Although blood draws are not for the faint-hearted, my experiences have taught me how to draw blood successfully. But, I did not learn everything in my phlebotomy course. During my first three weeks as a phlebotomist, each blood draw was unexpected, ranging from simple to difficult blood draws and some, spontaneous. These experience, of course, have allowed me to reconsider my career.
This was all learned when my friend Patrick Jahries decided to take a nationally certified phlebotomy technician course. This phlebotomy course was held three days a week for two weeks, where a small group of people learned how to draw blood by learning different techniques, vials, location of veins, and practicing on one another.
After tagging along with my friend Patrick, we began a phlebotomy course to obtain our national certified phlebotomy certificates. In the classroom, we learned different methods of drawing blood. In the course, some students were lucky, and they perfected their drawing skills, while others did not. At practice, one of the students drew blood on me and made it slightly painful by applying pressure to a cotton ball when removing the needle from my arm. Not all phlebotomist did this. Yet, Patrick seemed to have nailed drawing blood. His blood draws were more accurate than mine. At this point, my aim was to become a great phlebotomist.
Then before the course ended, we took our last blood draw test and the national certification exam. We studied for days, and without much surprise, we both passed the course and exams.
After three months, I accepted a job offer with a 2-week paid internship at a clinician’s office. These first weeks were difficult. The day passed by incredibly fast. I drew 5–10 patients per day. I used the cotton ball experience to make my patient’s experience best, and they seemed to favor this technique. But this was not enough. Not all blood draws were lucky.
To start, veins were deceptive. These veins are not visible from the skin, while others appear to be visible from the skin and disappear after the insertion of the needle. In one patient, he pointed out that the vein I attempted to draw from was nitrous for rolling when it certainly disappeared. In another patient, my attempts were all unsuccessful, leading other experienced and higher qualified staff having complications and difficulties. These types of patients always forewarned me and that lead them to blame their veins.
Additionally, patient’s veins roll. In the insertion of the needle, certain types of veins move. When this happens, the needle needs to be repositioned. This is commonly referred as fishing, and it is painful. As an example, during my second week, an elderly patient’s blood draw consisted of some fishing and with success, a small bead of blood flashed into the tubing, and that contrasted the green butterfly shaped gripper with the color of blood. This is typical and is known as being within the vein. In spite of the flash and the delight from the patient, blood did not flow past the bead of blood. Once more, the patient was poked, the flash was seen and this time the vials were filled. Patients began to prefer other staff for their blood draws. The difficulties of drawing blood did not end here.

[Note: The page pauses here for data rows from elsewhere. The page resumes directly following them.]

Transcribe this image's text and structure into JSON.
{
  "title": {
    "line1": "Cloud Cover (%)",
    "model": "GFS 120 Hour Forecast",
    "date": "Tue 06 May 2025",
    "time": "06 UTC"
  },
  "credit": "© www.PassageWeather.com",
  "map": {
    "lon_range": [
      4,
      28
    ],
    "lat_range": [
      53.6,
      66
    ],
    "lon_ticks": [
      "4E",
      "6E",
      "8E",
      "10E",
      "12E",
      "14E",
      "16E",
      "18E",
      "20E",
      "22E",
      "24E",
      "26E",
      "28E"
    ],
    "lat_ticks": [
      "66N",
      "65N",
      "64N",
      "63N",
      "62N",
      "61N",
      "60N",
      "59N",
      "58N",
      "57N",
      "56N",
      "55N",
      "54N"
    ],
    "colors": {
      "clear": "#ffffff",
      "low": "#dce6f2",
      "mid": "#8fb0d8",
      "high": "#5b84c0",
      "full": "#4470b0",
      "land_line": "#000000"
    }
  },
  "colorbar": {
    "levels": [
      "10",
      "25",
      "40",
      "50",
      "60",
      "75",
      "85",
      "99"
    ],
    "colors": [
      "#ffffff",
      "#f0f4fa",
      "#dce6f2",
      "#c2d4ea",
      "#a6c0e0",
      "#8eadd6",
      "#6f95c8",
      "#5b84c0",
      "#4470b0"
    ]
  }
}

Furthermore, the blood stopped flowing. It seemed that every fourth blood draw would stop after filling two or three vials of blood. The preferred drawing technique consisted of a butterfly needle. This needle has a plastic gripper that looked similar to a butterfly shape and attached a 12-inch tubing that feeds blood into a hub that holds the vials. In one of these blood draws, a patient’s test order consisted of 15 vials. The patient was surprised as the needle did not hurt, as much as she anticipated. Despite this, the blood stopped and a second needle was used. The patient presumed once more the outcome but the second attempt was successful. In this blood draw, drawing more than once further distanced her confidence.
Then, before the last week ended my employer asked me to think whether the job fit me, but not answer until a few days passed. That day my biggest fear of hurting people began to manifest. This lingered during my drive to work, school and my weekend. My thoughts then began to fill with my experiences of the past blood draws. When faced with significant challenges, my greatest ideas randomly strike in my thoughts or even dreams. This was one of those problems that becoming a great phlebotomist was not enough to place my mind at ease. Despite this, helping patients was significant enough, and after talking with my employer, my internship was extended for an additional three more months.
What was thought to be my last drive to work, that was the drive my problem was solved.
After arriving, these thoughts were kept to myself. These ideas consisted of evaluating and creating hypothesizes of the most common errors in blood draws, categorized from symptoms. The following day consisted of research on my spear time and connecting possible ideas on creating a successful blood draw.
The last few days consisted of testing new techniques and perfecting others. These techniques were learned by chance or by observation. The first major technique involved different pressures of the tourniquet. That revealed hidden veins with palpating and lower pressures decreased veins from collapsing. A different brand of butterfly needles was mistakenly ordered. This needle dramatically decreased blood clotting in the tubing. Later, I learned that drawing faster also helped. By the end of the week, there were no failed blood draws. This was noted by patients and receptionists.
Finally, the end of the week arrived. Without a surprise, my blood draws success rate shifted. I know that with time my patient’s confidence will heal and simultaneously, my drawing skills and confidence will too. After all the internship has taught me three valuable lessons. Continue to help people, make a great experience for patients and aim to become a great phlebotomist with the addition of using the scientific method.